Angebote für Menschen in der letzten Lebensphase

Palliativwegweiser der AOK gestartet

Screenshot: Palliativwegweiser

26.10.16 (ams). Schwerstkranke und sterbende Menschen brauchen eine besonders qualifizierte Versorgung und Betreuung. Doch wie findet man geeignete Einrichtungen und Hilfsangebote? Der neue bundesweite Palliativwegweiser der AOK hilft Betroffenen und Angehörigen, sich über Versorgungs- und Beratungsangebote in ihrer Nähe zu informieren.

Die neue Internetseite www.aok.de/palliativwegweiser umfasst mehr als 8.000 Einträge. Die Datenbank listet zurzeit

  • 238 stationäre Hospize
  • mehr als 600 Palliativstationen in Kliniken
  • etwa 1.000 Hospizdienste
  • knapp 400 Pflegedienste mit Schwerpunkt Palliativversorgung
  • 300 Teams der spezialisierten ambulanten Palliativversorgung (SAPV)
  • mehr als 4.500 Ärzte mit der Zusatzbezeichnung Palliativmedizin

Angaben zu Selbsthilfegruppen und Angeboten zur Telefonseelsorge ergänzen den Palliativwegweiser. Außerdem erhalten die Nutzer die Kontaktdaten der fast 700 Pflegeberater der AOK, die eine besondere Qualifikation zum Thema Palliativversorgung haben.

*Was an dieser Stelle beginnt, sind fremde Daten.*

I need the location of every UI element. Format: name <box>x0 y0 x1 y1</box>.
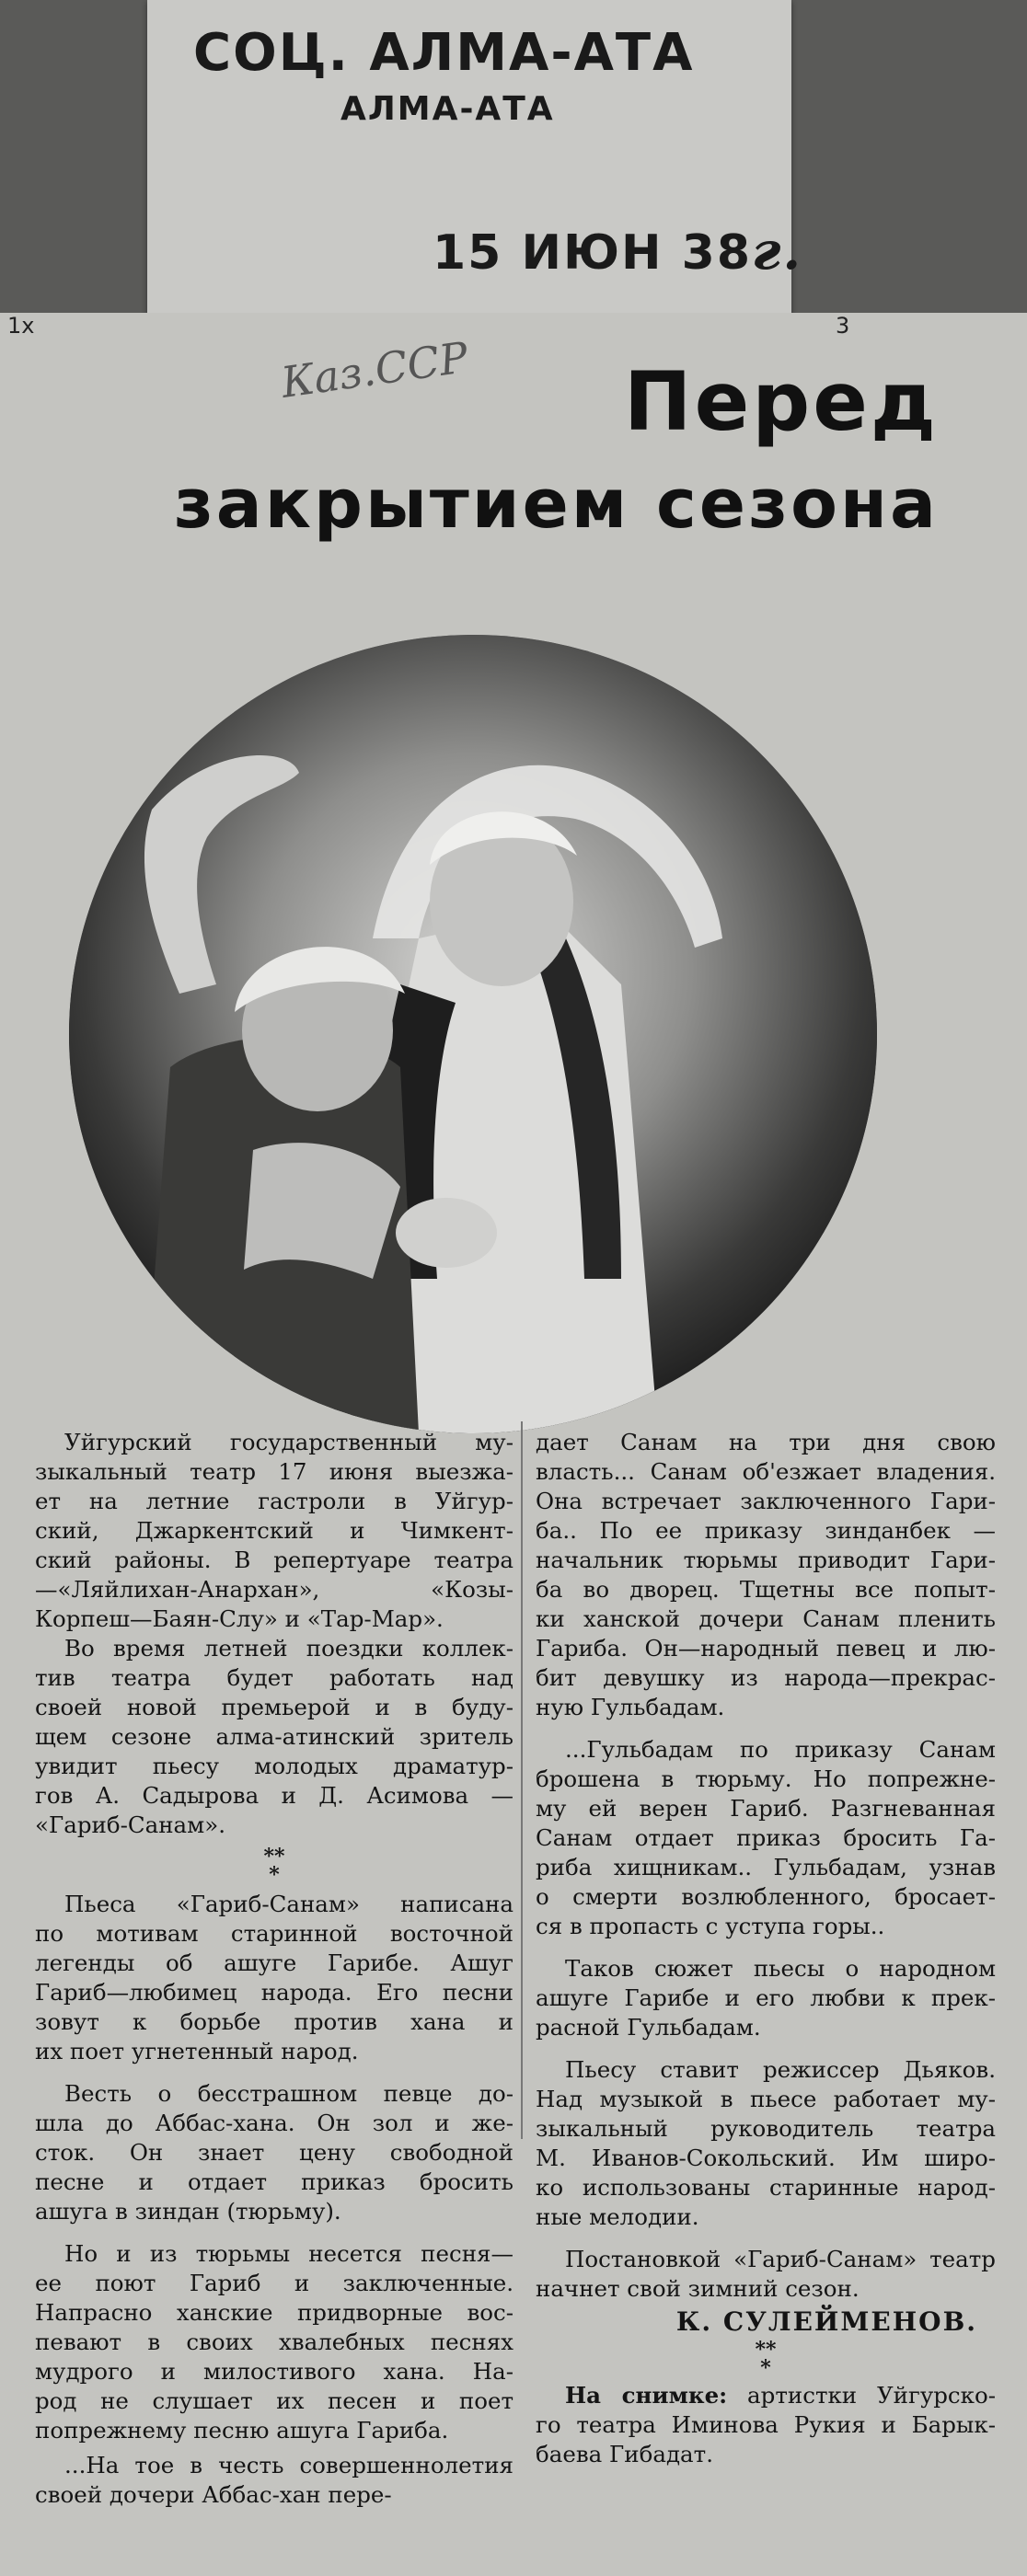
text-line: Гариба. Он—народный певец и лю- <box>536 1635 996 1662</box>
text-line: по мотивам старинной восточной <box>35 1920 514 1947</box>
date-stamp-text: 15 ИЮН 38 <box>433 225 753 281</box>
photo-caption <box>536 2381 996 2469</box>
text-line: бит девушку из народа—прекрас- <box>536 1664 996 1691</box>
text-line: начнет свой зимний сезон. <box>536 2275 860 2302</box>
date-stamp <box>433 221 802 282</box>
date-handwritten-suffix: г. <box>752 221 803 282</box>
text-line: расной Гульбадам. <box>536 2014 761 2041</box>
headline-line-1: Перед <box>623 354 939 449</box>
column-divider <box>521 1421 523 2139</box>
author-signature: К. СУЛЕЙМЕНОВ. <box>675 2306 977 2337</box>
paragraph-winter-season <box>536 2245 996 2304</box>
paragraph-gulbadam <box>536 1735 996 1941</box>
text-line: сток. Он знает цену свободной <box>35 2139 514 2166</box>
caption-lead: На снимке: <box>565 2382 728 2409</box>
text-line: зыкальный руководитель театра <box>536 2115 996 2142</box>
text-line: зыкальный театр 17 июня выезжа- <box>35 1458 514 1485</box>
text-line: Пьесу ставит режиссер Дьяков. <box>565 2056 996 2083</box>
paragraph-summer-tour <box>35 1634 514 1840</box>
text-line: легенды об ашуге Гарибе. Ашуг <box>35 1949 514 1976</box>
text-line: Корпеш—Баян-Слу» и «Тар-Мар». <box>35 1605 444 1632</box>
text-line: ся в пропасть с уступа горы.. <box>536 1913 885 1939</box>
text-line: ки ханской дочери Санам пленить <box>536 1605 996 1632</box>
text-line: ский, Джаркентский и Чимкент- <box>35 1517 514 1544</box>
text-line: ашуга в зиндан (тюрьму). <box>35 2198 341 2225</box>
text-line: гов А. Садырова и Д. Асимова — <box>35 1782 514 1809</box>
text-line: ную Гульбадам. <box>536 1694 725 1720</box>
headline-line-2: закрытием сезона <box>173 465 939 544</box>
text-line: Она встречает заключенного Гари- <box>536 1488 996 1514</box>
article-left-column <box>35 1428 514 2510</box>
text-line: Над музыкой в пьесе работает му- <box>536 2086 996 2112</box>
text-line: Напрасно ханские придворные вос- <box>35 2299 514 2326</box>
article-right-column <box>536 1428 996 2469</box>
text-line: ные мелодии. <box>536 2203 699 2230</box>
text-line: род не слушает их песен и поет <box>35 2387 514 2414</box>
text-line: увидит пьесу молодых драматур- <box>35 1753 514 1779</box>
caption-separator: ** * <box>755 2338 777 2380</box>
text-line: песне и отдает приказ бросить <box>35 2168 514 2195</box>
text-line: «Гариб-Санам». <box>35 1811 225 1838</box>
source-label-card <box>147 0 803 317</box>
paragraph-intro <box>35 1428 514 1634</box>
text-line: Во время летней поездки коллек- <box>64 1635 514 1662</box>
city-name: АЛМА-АТА <box>340 90 555 128</box>
text-line: Но и из тюрьмы несется песня— <box>64 2240 514 2267</box>
text-line: певают в своих хвалебных песнях <box>35 2329 514 2355</box>
column-marker-left: 1х <box>7 313 35 339</box>
text-line: щем сезоне алма-атинский зритель <box>35 1723 514 1750</box>
caption-text: го театра Иминова Рукия и Барык- <box>536 2411 996 2438</box>
newspaper-clipping <box>0 313 1027 2576</box>
paragraph-toi <box>35 2451 514 2510</box>
caption-text: баева Гибадат. <box>536 2441 713 2467</box>
text-line: попрежнему песню ашуга Гариба. <box>35 2417 449 2444</box>
text-line: Постановкой «Гариб-Санам» театр <box>565 2246 996 2272</box>
text-line: ба.. По ее приказу зинданбек — <box>536 1517 996 1544</box>
paragraph-sanam-power <box>536 1428 996 1722</box>
text-line: М. Иванов-Сокольский. Им широ- <box>536 2145 996 2171</box>
text-line: Уйгурский государственный му- <box>64 1429 514 1455</box>
text-line: зовут к борьбе против хана и <box>35 2008 514 2035</box>
text-line: —«Ляйлихан-Анархан», «Козы- <box>35 1576 514 1603</box>
text-line: шла до Аббас-хана. Он зол и же- <box>35 2110 514 2136</box>
text-line: ба во дворец. Тщетны все попыт- <box>536 1576 996 1603</box>
text-line: о смерти возлюбленного, бросает- <box>536 1883 996 1910</box>
dancers-photo <box>69 635 877 1433</box>
text-line: ет на летние гастроли в Уйгур- <box>35 1488 514 1514</box>
dancers-photo-illustration <box>69 635 877 1433</box>
text-line: ...На тое в честь совершеннолетия своей дочери Аббас-хан пере- <box>35 2452 514 2508</box>
caption-text: артистки Уйгурско- <box>747 2382 996 2409</box>
text-line: ский районы. В репертуаре театра <box>35 1547 514 1573</box>
text-line: тив театра будет работать над <box>35 1664 514 1691</box>
text-line: Санам отдает приказ бросить Га- <box>536 1824 996 1851</box>
text-line: му ей верен Гариб. Разгневанная <box>536 1795 996 1822</box>
text-line: их поет угнетенный народ. <box>35 2038 359 2064</box>
paragraph-abbas-khan <box>35 2079 514 2226</box>
text-line: мудрого и милостивого хана. На- <box>35 2358 514 2385</box>
text-line: ашуге Гарибе и его любви к прек- <box>536 1984 996 2011</box>
paragraph-prison-song <box>35 2239 514 2445</box>
newspaper-name: СОЦ. АЛМА-АТА <box>193 23 695 83</box>
text-line: Пьеса «Гариб-Санам» написана <box>64 1891 514 1917</box>
column-marker-right: 3 <box>836 313 850 339</box>
text-line: брошена в тюрьму. Но попрежне- <box>536 1765 996 1792</box>
text-line: риба хищникам.. Гульбадам, узнав <box>536 1854 996 1880</box>
text-line: начальник тюрьмы приводит Гари- <box>536 1547 996 1573</box>
handwritten-note: Каз.ССР <box>278 332 471 408</box>
text-line: своей новой премьерой и в буду- <box>35 1694 514 1720</box>
paragraph-play-origin <box>35 1890 514 2066</box>
paragraph-director <box>536 2055 996 2232</box>
text-line: власть... Санам об'езжает владения. <box>536 1458 996 1485</box>
text-line: ко использованы старинные народ- <box>536 2174 996 2201</box>
text-line: дает Санам на три дня свою <box>536 1429 996 1455</box>
text-line: Гариб—любимец народа. Его песни <box>35 1979 514 2006</box>
text-line: ...Гульбадам по приказу Санам <box>565 1736 996 1763</box>
text-line: Весть о бесстрашном певце до- <box>64 2080 514 2107</box>
text-line: Таков сюжет пьесы о народном <box>565 1955 996 1982</box>
paragraph-plot-summary <box>536 1954 996 2042</box>
section-separator: ** * <box>263 1845 285 1887</box>
caption-first-line <box>536 2381 996 2410</box>
text-line: ее поют Гариб и заключенные. <box>35 2270 514 2296</box>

Sendefähige Radio-O-Töne mit Nadine-Michèle Szepan, Leiterin der Abteilung Pflege im AOK-Bundesverband

Wie die Suche mit dem Palliativwegweiser funktioniert

Download MP3

Welche Informationen und Tipps gibt es in dem Online-Portal?

Download MP3

Gezielte Suche möglich

Die Suchergebnisse lassen sich nach bestimmten Kriterien filtern. Die Nutzer können zum Beispiel gezielt nach ambulanten Angeboten zur Betreuung von schwerstkranken und sterbenden Menschen suchen. Darüber hinaus enthält der Palliativwegweiser weiterführende Informationen zu den verschiedenen Angeboten der Hospiz- und Palliativversorgung sowie zu den Themen Patientenverfügung, Vorsorgevollmacht und Betreuungsverfügung.

"Mit dem Palliativwegweiser informiert die AOK ihre Versicherten als erste Krankenkasse auch online über Beratungs- und Hilfsangebote der Hospiz- und Palliativversorgung", sagt Nadine-Michèle Szepan, Leiterin der Abteilung Pflege im AOK-Bundesverband. "Wir ergänzen damit unser flächendeckendes Beratungsangebot."

Laut Gesetz zur Verbesserung der Hospiz- und Palliativversorgung haben Versicherte, die Hospiz- und Palliativversorgung benötigen, seit Dezember 2015 Anspruch auf individuelle Beratung und Hilfestellung durch ihre Krankenkasse. Außerdem sollen die Kassen über regionale Beratungs- und Versorgungsangebote informieren.

Die Palliativversorgung hat das Ziel, schwerstkranke und sterbende Menschen in der letzten Phase ihres Lebens umfassend und individuell zu betreuen - sowohl medizinisch als auch pflegerisch. Im Mittelpunkt der Versorgung steht die Linderung von Schmerzen und anderen belastenden Beschwerden.